Tra il 1506 e il 1507, in qualità di ambasciatore dei Gonzaga di Mantova, Alberto incontrò ripetutamente il re Luigi XII di Francia, conquistandone la fiducia, e fu da questi nominato ambasciatore presso papa Giulio II; successivamente, fu poi tra coloro che negoziarono la formazione della lega di Cambrai, venendo apprezzato anche dall'imperatore Massimiliano I d'Asburgo, dal quale ottenne nel 1509 l'elevazione della signoria a contea e per il quale divenne a sua volta ambasciatore prima a Venezia, poi presso il papa.[12] Mentre Carpi subiva in pochi anni un vero e proprio stillicidio di repentini cambi di sovranità (Alberto con gli Este, Alberto con il papa, invasione francese, Alfonso I d'Este solo), finalmente, nel giugno 1512, Alberto fu in grado di riprendere possesso della contea questa volta come dominus unico, dopo che l'imperatore aveva così sentenziato in danno del duca di Ferrara, il 19 del mese precedente.[13] In quello stesso anno Alberto fu anche investito di nuovo di quel piccolo feudo di San Felice che era toccato nel 1336 a Guido Pio in sede di cessione di Modena agli Este, ma che era rimasto per pochissimo in mano alla famiglia (e tornerà d'altronde ad Alfonso I nel 1521).[14]
La situazione mutò nel 1519 con l'elezione del nuovo imperatore Carlo V, il quale, ritenendo il Pio inaffidabile, rifiutò di confermargli l'incarico di ambasciatore.

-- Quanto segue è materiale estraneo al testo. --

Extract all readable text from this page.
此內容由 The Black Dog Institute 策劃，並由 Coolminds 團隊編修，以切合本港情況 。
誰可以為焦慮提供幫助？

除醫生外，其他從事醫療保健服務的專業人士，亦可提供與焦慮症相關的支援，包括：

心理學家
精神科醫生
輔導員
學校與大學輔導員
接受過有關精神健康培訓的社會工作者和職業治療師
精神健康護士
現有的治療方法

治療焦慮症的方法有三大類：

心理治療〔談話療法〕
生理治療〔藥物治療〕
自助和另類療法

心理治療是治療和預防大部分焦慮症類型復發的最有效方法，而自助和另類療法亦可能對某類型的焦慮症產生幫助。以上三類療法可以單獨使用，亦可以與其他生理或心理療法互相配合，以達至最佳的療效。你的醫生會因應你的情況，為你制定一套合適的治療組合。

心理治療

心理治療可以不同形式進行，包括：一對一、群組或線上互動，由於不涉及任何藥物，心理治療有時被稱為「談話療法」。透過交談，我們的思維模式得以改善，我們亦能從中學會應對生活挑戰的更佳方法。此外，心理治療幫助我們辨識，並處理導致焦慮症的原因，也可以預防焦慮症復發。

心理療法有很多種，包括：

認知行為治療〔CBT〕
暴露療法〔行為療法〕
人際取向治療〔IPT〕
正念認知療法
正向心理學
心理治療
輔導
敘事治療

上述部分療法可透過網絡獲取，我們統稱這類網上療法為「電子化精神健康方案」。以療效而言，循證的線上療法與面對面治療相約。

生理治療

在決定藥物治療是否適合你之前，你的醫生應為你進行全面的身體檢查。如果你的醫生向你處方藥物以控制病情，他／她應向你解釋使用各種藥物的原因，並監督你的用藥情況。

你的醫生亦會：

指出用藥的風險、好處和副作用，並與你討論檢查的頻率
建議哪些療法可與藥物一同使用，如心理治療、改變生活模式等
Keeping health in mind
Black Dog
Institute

Nel 1522 Alberto tornò per l'ultima volta a Carpi, ma nel mese di agosto fu costretto ad ammettere nella contea una guarnigione spagnola, presenza che si trasformò nel mese di gennaio 1523, in occupazione militare,[15] ciò che indusse Alberto a legare definitivamente il suo destino con quello della Francia. La contea fu momentaneamente riconquistata dai Pio grazie ad un colpo di mano del fratello di Alberto, Leonello, ma esso fu considerato da Carlo V come un vero e proprio atto di lesa maestà,[16] e, dopo la Battaglia di Pavia (1525), egli dichiarò il Pio colpevole di fellonia e lo spogliò del titolo comitale di Carpi. L'ex stato dei Pio fu quindi rioccupato militarmente dagli Spagnoli fino al 1527, poi passò agli Estensi, che ne ottennero infine l'investitura nel 1530[1] e l'elevazione a principato nel 1535.[17]
Alberto risiedette a lungo a Roma come consigliere dei papi de' Medici, ed era accanto a Clemente VII ancora nel 1527 in occasione del famoso «sacco» della città. Nell'estate dello stesso anno, però, dovette andare in esilio in Francia con la famiglia. «Vestiti gli abiti francescani, Pio morì a Parigi l’8 gennaio 1531 ed ebbe l’onore, il 16 di quel mese, di una solenne cerimonia funebre alla presenza di Francesco I».[18] Con lui aveva termine per sempre il dominio dei Pio di Savoia su Carpi e, non avendo egli lasciato figli maschi in vita, con lui si estingueva anche il ramo diretto della linea albertina.
Nei suoi strenui sforzi per preservare l'indipendenza del suo dominio carpigiano Alberto III aveva cercato di appoggiarsi sul papato, ed in particolare sui due papi de' Medici che si succedettero a breve distanza sul soglio pontificio. Nel 1518 Leone X lo aveva compensato con l'investitura dei feudi pontifici di Meldola e Sarsina in Romagna, e assegnandogli anche il "governo" di Bertinoro.
Suo fratello minore Leonello, rimasto sempre saldamente a suo fianco e divenuto, dopo la sua morte, il portastendardo della dinastia, continuò la politica filo-pontificia di Alberto, cercando di mantenere un saldo collegamento con i Medici. Nel 1528, durante il pontificato di Clemente VII, suo figlio Rodolfo, peraltro beniamino ed erede spirituale dello zio Alberto, era stato eletto vescovo di Faenza, e, il 31 marzo 1531, lo stesso Clemente VII investì tempestivamente Leonello, in quanto successore del fratello appena deceduto, delle signorie di Meldola e Sarsina, nonché come "governatore perpetuo di Bertinoro".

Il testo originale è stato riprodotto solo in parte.